Nel 1938 Rino Valdameri, allora direttore della Reale Accademia di Brera a Milano e presidente della Società Dantesca Italiana[1], proponeva al Governo Mussolini di costruire, in tempo utile per l'Esposizione Universale di Roma E.42 a Roma un Danteum per celebrare il sommo poeta[2]. Il progetto fu commissionato a Terragni e Lingeri dal Valdameri e fu sostenuto dall'industriale tessile milanese il conte Alessandro Poss che aveva offerto la somma di due milioni di lire come personale contributo per la realizzazione dell'opera[3].

Valdameri propose anche uno statuto, dove era specificato che il Danteum, oltre ad essere un edificio simbolico, avrebbe dovuto ospitare una biblioteca, un ente con compiti di celebrazione del poeta e di promozione in Italia e all'estero di corsi di studio su Dante, insomma «suggerire ed aiutare tutte quelle iniziative che fomentino ed attestino il carattere imperiale dell'Italia Fascista»[4]. Per l'ente nascente era previsto un direttorio di venti membri, sotto l'alta vigilanza del Capo del governo, composto da ministri, sostenitori e intellettuali. Fra questi il Valadameri aveva proposto, come componenti del consiglio, i presidenti della Società Dante Alighieri e della Società Dantesca Italiana ed aveva indicato anche alcuni nomi, fra i quali Alessandro Poss, Giovanni Gentile, Ugo Ojetti.

Il 10 novembre del 1938, a Palazzo Venezia, Valdameri e i progettisti presentarono il progetto ottenendo il consenso del Duce. Tuttavia le successive udienze per ridiscutere nei dettagli il progetto saranno continuamente rinviate, a causa degli sviluppi della situazione politica che avrebbero portato all'entrata in guerra dell'Italia. Il sogno della realizzazione dell'edificio dedicato a Dante Alighieri e alla Divina Commedia è rimasto sulla carta.

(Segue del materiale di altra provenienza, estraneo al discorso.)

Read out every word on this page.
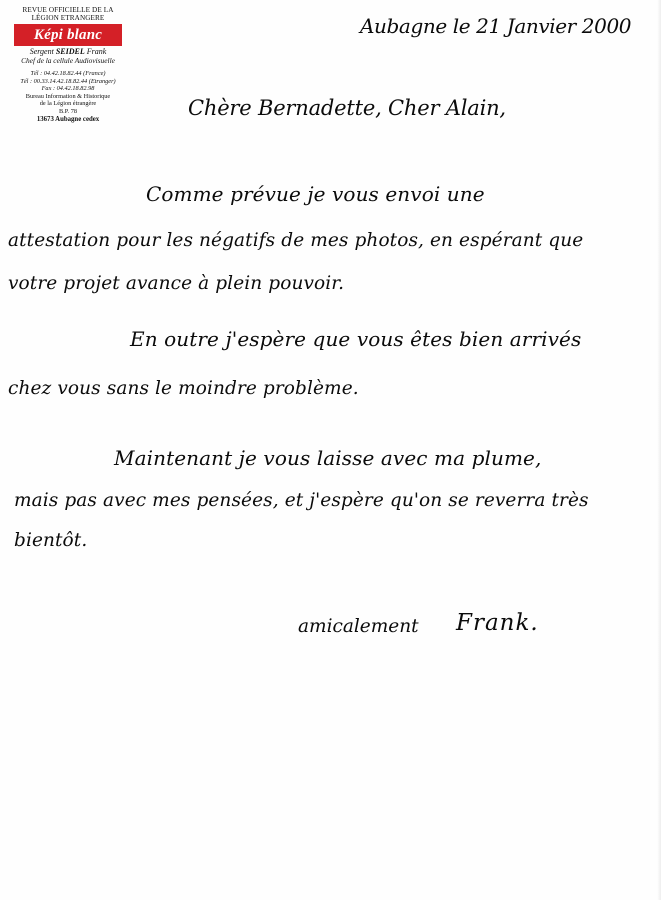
REVUE OFFICIELLE DE LA
LÉGION ETRANGERE
Képi blanc
Sergent SEIDEL Frank
Chef de la cellule Audiovisuelle
Tél : 04.42.18.82.44 (France)
Tél : 00.33.14.42.18.82.44 (Etranger)
Fax : 04.42.18.82.98
Bureau Information & Historique
de la Légion étrangère
B.P. 78
13673 Aubagne cedex
Aubagne le 21 Janvier 2000
Chère Bernadette, Cher Alain,
Comme prévue je vous envoi une
attestation pour les négatifs de mes photos, en espérant que
votre projet avance à plein pouvoir.
En outre j'espère que vous êtes bien arrivés
chez vous sans le moindre problème.
Maintenant je vous laisse avec ma plume,
mais pas avec mes pensées, et j'espère qu'on se reverra très
bientôt.
amicalement Frank.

«Monumento Architettonico e Opera Letteraria possono aderire in uno schema unico senza perdere in questa unione nessuna delle loro prerogative qualora ciascuno dei due fatti spirituali abbia una costruzione e una legge armonica che possano confrontarsi e legarsi in relazione geometrica o matematica di parallelismo o subordinazione. Nel nostro caso l'espressione Architettonica poteva aderire all'Opera Letteraria solo attraverso l'esame della mirabile struttura del Divino Poeta fedelissima a un criterio di ripartizione e d'interpretazione di alcuni numeri simbolici 1, 3, 7, 10 e loro combinazioni che per ulteriore selezione possono sintetizzarsi nell'1 e 3 (unità e trinità

Appena ricevuto l'incarico, gli architetti prepararono una serie di disegni acquarellati alla scala 1:100, che furono montati su pannelli rigidi, mentre Mario Sironi realizzò i bozzetti a carboncino dei bassorilievi per i prospetti. Un album con i disegni fu consegnato a Valdameri che li trasmise a Massimo Bontempelli che li consegnò a Marino Lazzari allora direttore generale delle Belle Arti. Terragni aveva scritto la relazione e l'aveva inviata allo scrittore che la tenne per sé. Di questi elaborati progettuali rimangono alcune copie delle tavole dei pannelli con i bassorilievi che erano stati fotografati e inseriti nei disegni. Della relazione sul Danteum rimane un abbozzo lacunoso, una copia dattiloscritta danneggiata a cui dovevano essere accompagnate alcune illustrazioni (che non sono disponibili). Da questi residui progettuali si possono tuttavia ricostruire le idee architettoniche ed i processi progettuali di Terragni[6].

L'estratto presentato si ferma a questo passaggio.